Né à Portici en 1725, Don Gabriel avait rejoint la cour d’Espagne quand son père était monté sur le trône, après la disparition de Ferdinand VI en 1759. Curieux et aimant l’étude, l’Infant maîtrisait l’italien, le castillan, mais aussi le français et dans une moindre mesure la langue allemande (celle de sa mère). Outre un solide enseignement moral et religieux, il avait également suivi des leçons de mathématiques, de physique, mais aussi d’histoire et de musique[2], tout en cultivant les humanités. Menée d’abord par deux jésuites, son éducation fut par la suite confiée à Francisco Pérez Bayer (1711-1794), chanoine trésorier de la cathédrale de Tolède.

C’est en 1772 que ce dernier fait imprimer la traduction du De Catilinae conjuratione y la guerra de Jugurta en castillan, dont une partie aurait été réalisée par l’infant lui-même, sous la direction du chanoine qui corrigea avec soin les travaux de son élève. Ce travail d’équipe n’a alors rien d’anecdotique. Il fait figure de manifeste politique, voire de véritable outil de propagande. Perez Bayer, lié au valencien Gregorio Mayans y Siscar (1699-1781), est depuis les années 1750 proche de Manuel de Roda y Arrieta (1708-1782), qui accède en 1765 au secrétariat d’État à la Grâce et à la Justice. Bénéficiant de l’affection du roi, l’ecclésiastique fait alors figure de chef de file des manteístas, un groupe de savants et d’intellectuels hostiles à la compagnie de Jésus, qui désire réformer en profondeur les études universitaires en s’appuyant sur les idées développées par Mayans, figure des novatores dans les années 1730[3]. C’est dans un tel contexte qu’il faut replacer la publication de l’ouvrage, alors même que Perez Bayer, en charge désormais de l’éducation des Infants, s’efforce d’influer sur la politique universitaire en plaçant les siens pour mieux réformer les universités et les Colegios Mayores[4], dont il déplore l’archaïsme de l’enseignement.
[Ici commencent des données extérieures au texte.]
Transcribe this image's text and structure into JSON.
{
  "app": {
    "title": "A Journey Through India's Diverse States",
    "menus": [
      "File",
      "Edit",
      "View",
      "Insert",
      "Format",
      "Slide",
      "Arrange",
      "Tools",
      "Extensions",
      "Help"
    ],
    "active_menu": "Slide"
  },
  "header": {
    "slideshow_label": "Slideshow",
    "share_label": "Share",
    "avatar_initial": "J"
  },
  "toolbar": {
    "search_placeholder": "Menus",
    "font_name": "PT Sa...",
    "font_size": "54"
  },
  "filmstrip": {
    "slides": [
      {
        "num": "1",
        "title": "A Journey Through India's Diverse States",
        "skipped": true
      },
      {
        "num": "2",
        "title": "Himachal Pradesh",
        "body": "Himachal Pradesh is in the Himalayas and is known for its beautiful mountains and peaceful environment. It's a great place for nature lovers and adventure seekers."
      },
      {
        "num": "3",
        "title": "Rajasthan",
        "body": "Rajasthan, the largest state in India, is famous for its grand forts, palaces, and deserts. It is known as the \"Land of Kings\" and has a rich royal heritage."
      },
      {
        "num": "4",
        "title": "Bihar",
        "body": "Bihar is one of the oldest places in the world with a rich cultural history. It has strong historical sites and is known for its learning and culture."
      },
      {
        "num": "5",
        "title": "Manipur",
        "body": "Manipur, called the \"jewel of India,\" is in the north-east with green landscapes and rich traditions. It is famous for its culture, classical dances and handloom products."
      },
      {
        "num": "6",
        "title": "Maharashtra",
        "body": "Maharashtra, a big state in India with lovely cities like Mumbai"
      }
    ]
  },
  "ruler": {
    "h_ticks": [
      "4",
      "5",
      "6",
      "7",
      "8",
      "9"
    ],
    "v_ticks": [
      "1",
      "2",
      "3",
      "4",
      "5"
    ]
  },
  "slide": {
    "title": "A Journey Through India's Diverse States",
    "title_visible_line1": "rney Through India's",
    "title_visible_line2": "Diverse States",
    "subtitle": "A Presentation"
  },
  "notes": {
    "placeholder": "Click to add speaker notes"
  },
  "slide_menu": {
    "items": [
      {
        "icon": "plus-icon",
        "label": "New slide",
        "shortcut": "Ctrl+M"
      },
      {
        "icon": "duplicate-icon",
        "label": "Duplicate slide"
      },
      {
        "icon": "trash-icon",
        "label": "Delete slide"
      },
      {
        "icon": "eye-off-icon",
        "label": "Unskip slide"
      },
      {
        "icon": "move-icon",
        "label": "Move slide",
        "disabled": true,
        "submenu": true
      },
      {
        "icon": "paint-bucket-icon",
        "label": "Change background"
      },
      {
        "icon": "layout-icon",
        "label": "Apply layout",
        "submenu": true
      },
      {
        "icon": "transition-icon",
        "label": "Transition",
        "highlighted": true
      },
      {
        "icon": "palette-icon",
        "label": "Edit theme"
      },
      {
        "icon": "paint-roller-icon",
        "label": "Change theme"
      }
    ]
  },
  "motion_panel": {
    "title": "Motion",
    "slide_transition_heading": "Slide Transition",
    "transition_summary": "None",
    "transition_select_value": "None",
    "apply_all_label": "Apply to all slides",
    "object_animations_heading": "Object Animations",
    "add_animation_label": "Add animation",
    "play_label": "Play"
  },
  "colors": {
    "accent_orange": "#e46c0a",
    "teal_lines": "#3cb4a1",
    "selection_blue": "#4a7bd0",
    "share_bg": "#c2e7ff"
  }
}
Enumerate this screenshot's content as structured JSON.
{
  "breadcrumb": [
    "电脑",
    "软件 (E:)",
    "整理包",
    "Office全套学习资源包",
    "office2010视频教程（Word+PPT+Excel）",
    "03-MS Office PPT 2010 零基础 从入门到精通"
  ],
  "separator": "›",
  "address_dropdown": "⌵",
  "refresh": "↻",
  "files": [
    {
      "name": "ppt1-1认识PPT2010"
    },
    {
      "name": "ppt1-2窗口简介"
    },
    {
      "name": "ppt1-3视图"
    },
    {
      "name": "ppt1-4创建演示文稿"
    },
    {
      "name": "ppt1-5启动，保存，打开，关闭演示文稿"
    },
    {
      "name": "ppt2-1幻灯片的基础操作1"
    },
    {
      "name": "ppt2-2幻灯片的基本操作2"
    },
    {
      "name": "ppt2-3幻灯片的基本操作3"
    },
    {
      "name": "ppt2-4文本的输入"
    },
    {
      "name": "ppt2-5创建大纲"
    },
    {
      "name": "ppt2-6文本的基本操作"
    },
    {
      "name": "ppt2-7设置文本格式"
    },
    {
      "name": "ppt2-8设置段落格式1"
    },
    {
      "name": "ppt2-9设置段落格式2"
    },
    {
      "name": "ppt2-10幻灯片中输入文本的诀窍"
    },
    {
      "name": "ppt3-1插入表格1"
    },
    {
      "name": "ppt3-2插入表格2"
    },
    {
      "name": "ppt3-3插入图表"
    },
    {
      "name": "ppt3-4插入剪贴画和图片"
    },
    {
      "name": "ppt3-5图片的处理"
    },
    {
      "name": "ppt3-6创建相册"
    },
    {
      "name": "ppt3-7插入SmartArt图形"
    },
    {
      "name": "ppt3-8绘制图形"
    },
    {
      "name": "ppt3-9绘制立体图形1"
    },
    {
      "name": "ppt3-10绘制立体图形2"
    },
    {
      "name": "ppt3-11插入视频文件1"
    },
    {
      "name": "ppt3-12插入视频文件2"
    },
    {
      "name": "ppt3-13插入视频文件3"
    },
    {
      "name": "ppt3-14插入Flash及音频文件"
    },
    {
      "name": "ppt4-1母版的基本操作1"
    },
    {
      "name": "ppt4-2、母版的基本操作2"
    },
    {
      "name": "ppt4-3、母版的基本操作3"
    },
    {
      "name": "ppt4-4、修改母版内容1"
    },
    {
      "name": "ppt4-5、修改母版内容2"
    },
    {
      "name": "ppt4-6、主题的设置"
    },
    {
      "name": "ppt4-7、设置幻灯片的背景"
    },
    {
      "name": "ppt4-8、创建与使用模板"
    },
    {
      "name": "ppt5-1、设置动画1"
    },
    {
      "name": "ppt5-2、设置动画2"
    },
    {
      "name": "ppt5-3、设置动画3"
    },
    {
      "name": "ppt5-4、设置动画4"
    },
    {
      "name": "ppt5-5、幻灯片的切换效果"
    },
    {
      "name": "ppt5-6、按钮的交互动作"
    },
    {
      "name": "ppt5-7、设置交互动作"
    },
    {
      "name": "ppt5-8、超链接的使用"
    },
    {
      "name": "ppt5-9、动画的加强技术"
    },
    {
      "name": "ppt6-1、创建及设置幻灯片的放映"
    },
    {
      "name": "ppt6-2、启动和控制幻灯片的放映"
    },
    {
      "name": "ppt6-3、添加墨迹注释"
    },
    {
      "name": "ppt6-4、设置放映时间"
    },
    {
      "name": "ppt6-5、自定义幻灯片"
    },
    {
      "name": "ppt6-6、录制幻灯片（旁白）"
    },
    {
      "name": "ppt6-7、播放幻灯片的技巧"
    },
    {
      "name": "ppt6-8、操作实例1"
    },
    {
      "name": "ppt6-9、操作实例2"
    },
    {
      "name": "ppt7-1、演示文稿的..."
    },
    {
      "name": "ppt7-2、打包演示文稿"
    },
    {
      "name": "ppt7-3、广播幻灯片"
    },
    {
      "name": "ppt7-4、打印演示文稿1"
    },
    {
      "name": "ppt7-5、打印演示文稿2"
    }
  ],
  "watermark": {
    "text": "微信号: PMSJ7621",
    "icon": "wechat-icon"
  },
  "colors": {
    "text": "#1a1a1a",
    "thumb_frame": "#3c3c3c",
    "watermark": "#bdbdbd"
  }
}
Le livre, d’une facture hors du commun, devait prouver, à travers les travaux de don Gabriel, l’efficience des théories éducatives des manteístas et notamment celles qu’avait développées Mayans dans son Idea de la gramática de la lengua latina. Ces idées sont donc exposées de façon explicite dans le Prólogo, où l’Infant est censé s’exprimer à la première personne.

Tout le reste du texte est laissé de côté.